Anyone could look at the number of bodies involved in this effort—the ringing phones, the movement from one side of the room to the other, the pandemonium—and see that this was important. But when Ellie felt this kind of energy, she had a different take. This was the moment when an institution ramped up, but when Ellie began to shut down. This was the last gasp. The investigation was intense, but ultimately narrow. This was the surge. This was the moment when the people in charge committed every possible resource, in the hope that something would break, and in the certainty that the effort could be held up as proof down the road that they’d done everything possible before giving up.
Ellie’s own role was to work collectively on the profile of the victims. Was there a hidden commonality among them that they had missed? She reviewed every piece of background information they had on each of the victims. She made follow-up calls to friends and family members. This was usually her forte: imagining the lives that had been lost and figuring out where those lives had collided with danger. The entire time she’d been a detective, that skill had been facilitated by cell phones, computers, and security cameras—technology that allowed her to draw connections between people who wanted their associations to remain covert. She was realizing how much easier it had been for the bad guys to cover their tracks two decades ago.

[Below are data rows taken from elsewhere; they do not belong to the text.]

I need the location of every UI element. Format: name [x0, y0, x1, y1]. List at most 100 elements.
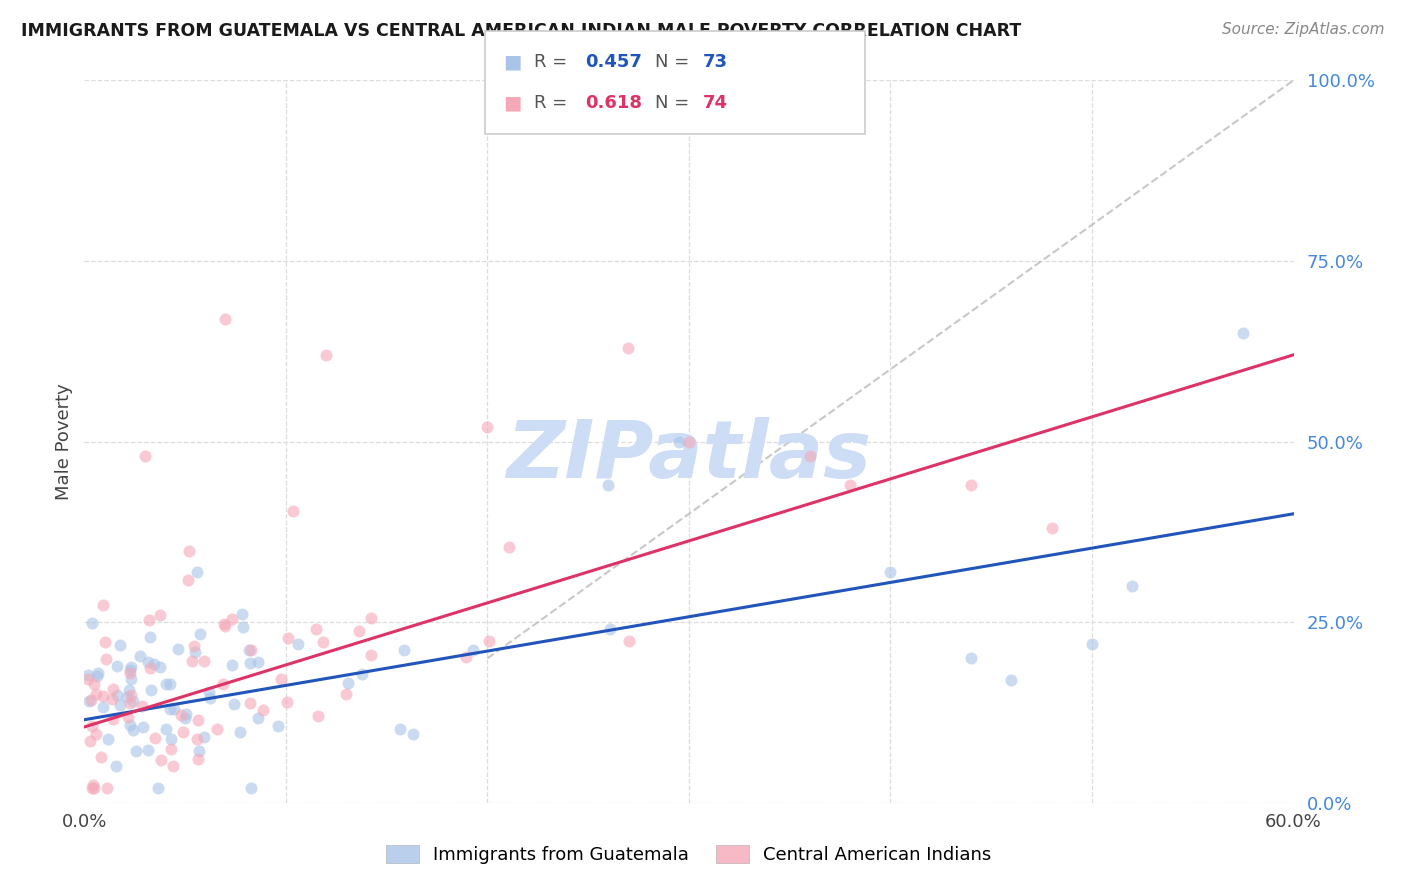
Point: [105, 758, 128, 772]
Text: N =: N =: [655, 53, 695, 70]
Point: [118, 665, 141, 680]
Point: [174, 706, 197, 721]
Point: [83, 677, 105, 691]
Point: [207, 722, 229, 736]
Text: N =: N =: [655, 95, 695, 112]
Point: [108, 698, 131, 713]
Text: 0.457: 0.457: [585, 53, 641, 70]
Text: ■: ■: [503, 94, 522, 112]
Point: [879, 565, 901, 579]
Point: [214, 311, 236, 326]
Point: [117, 710, 139, 724]
Point: [80, 615, 103, 630]
Point: [162, 759, 184, 773]
Point: [160, 742, 183, 756]
Point: [174, 711, 197, 725]
Point: [129, 649, 152, 664]
Point: [91, 699, 114, 714]
Point: [392, 642, 415, 657]
Point: [232, 620, 254, 634]
Point: [105, 659, 128, 673]
Point: [360, 611, 382, 625]
Point: [97, 731, 120, 746]
Text: Source: ZipAtlas.com: Source: ZipAtlas.com: [1222, 22, 1385, 37]
Point: [86, 669, 108, 683]
Point: [176, 573, 198, 587]
Point: [136, 656, 159, 670]
Point: [138, 613, 160, 627]
Point: [239, 696, 262, 710]
Point: [120, 718, 142, 732]
Point: [159, 677, 181, 691]
Point: [498, 540, 520, 554]
Point: [179, 544, 201, 558]
Point: [79, 734, 101, 748]
Point: [307, 709, 329, 723]
Point: [461, 643, 484, 657]
Y-axis label: Male Poverty: Male Poverty: [55, 384, 73, 500]
Point: [162, 702, 184, 716]
Point: [121, 723, 143, 737]
Point: [90, 750, 112, 764]
Point: [960, 478, 983, 492]
Point: [1040, 521, 1063, 535]
Text: R =: R =: [534, 95, 574, 112]
Text: IMMIGRANTS FROM GUATEMALA VS CENTRAL AMERICAN INDIAN MALE POVERTY CORRELATION CH: IMMIGRANTS FROM GUATEMALA VS CENTRAL AME…: [21, 22, 1021, 40]
Point: [159, 702, 181, 716]
Point: [150, 753, 173, 767]
Point: [239, 656, 262, 670]
Point: [211, 677, 233, 691]
Point: [105, 689, 128, 703]
Point: [1121, 579, 1143, 593]
Point: [478, 634, 501, 648]
Point: [283, 504, 305, 518]
Point: [120, 697, 142, 711]
Point: [617, 341, 640, 355]
Point: [246, 655, 269, 669]
Point: [221, 658, 243, 673]
Point: [170, 708, 193, 723]
Point: [360, 648, 382, 663]
Point: [82, 781, 104, 796]
Point: [193, 730, 215, 744]
Point: [132, 720, 155, 734]
Point: [388, 723, 411, 737]
Point: [172, 724, 194, 739]
Point: [214, 619, 236, 633]
Point: [80, 693, 103, 707]
Point: [454, 650, 477, 665]
Point: [276, 695, 298, 709]
Point: [247, 711, 270, 725]
Point: [139, 630, 162, 644]
Point: [1232, 326, 1254, 340]
Point: [149, 607, 172, 622]
Point: [159, 731, 181, 746]
Point: [84, 726, 107, 740]
Point: [94, 651, 117, 665]
Point: [214, 616, 236, 631]
Point: [598, 478, 620, 492]
Text: 74: 74: [703, 95, 728, 112]
Point: [117, 682, 139, 697]
Point: [155, 723, 177, 737]
Point: [84, 687, 107, 701]
Point: [221, 612, 243, 626]
Point: [240, 781, 263, 796]
Point: [83, 781, 105, 796]
Point: [238, 643, 260, 657]
Point: [231, 607, 253, 621]
Point: [619, 633, 641, 648]
Point: [477, 420, 499, 434]
Point: [134, 449, 156, 463]
Point: [93, 634, 115, 648]
Point: [166, 641, 188, 656]
Point: [186, 566, 208, 580]
Point: [76, 668, 98, 682]
Point: [1081, 637, 1104, 651]
Point: [101, 681, 124, 696]
Point: [305, 622, 328, 636]
Text: 0.618: 0.618: [585, 95, 643, 112]
Point: [312, 635, 335, 649]
Point: [184, 645, 207, 659]
Point: [87, 666, 110, 681]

She was on the phone with the third victim’s sister, searching hopelessly for some new shred of information, when she heard a voice break through the cacophony that had become the day’s background noise.
“I think I have something. Holy shit, I think I’ve got some
one
.” She couldn’t make out the responsive murmurs. “That’s him,” she heard from the same voice. “It’s the same guy.”
She rushed off the phone so she could find the speaker. He turned out to be an analyst who looked like a fan at one of Jess’s dive-bar gigs: pomade in the hair, eau de cigarettes, lots of tattoos. Central casting for hipster-punk.
“What do you have?”
“I’m on the Park Slope camera crew.” It was the unimaginative label they’d given to a duo of workers tapped with reviewing all available security camera footage within a ten-block radius of Helen Brunswick’s office. They still didn’t know if Brunswick’s death was related to the older murders, but her case was the most recent, making her their best chance of catching a break. There were no security cameras in the immediate vicinity around her office, but they had expanded the radius as part of the last-ditch surge. “You asked us to look for anything that might be worth following up on.”
“And?” Ellie asked.
The hipster-punk pushed back from his workstation to make room. “Right there. See that guy?” He pointed to the paused black-and-white image on his computer.
Ellie bent over and squinted at the screen. She looked for Rogan and found him hanging up a phone, his eyes simultaneously scanning the room. She waved him over.
He recognized the face, too.
“Where and when?” he asked.
“Three hours before Brunswick’s murder. He bought a lottery ticket seven blocks west. Isn’t that the same guy those people are talking about?” The hipster-punk’s gaze moved to a rolling bulletin board parked at the front end of the room. At the center of the board was a photograph of Joseph Flaherty. The two people standing in front of it had been dubbed “the Joseph team.”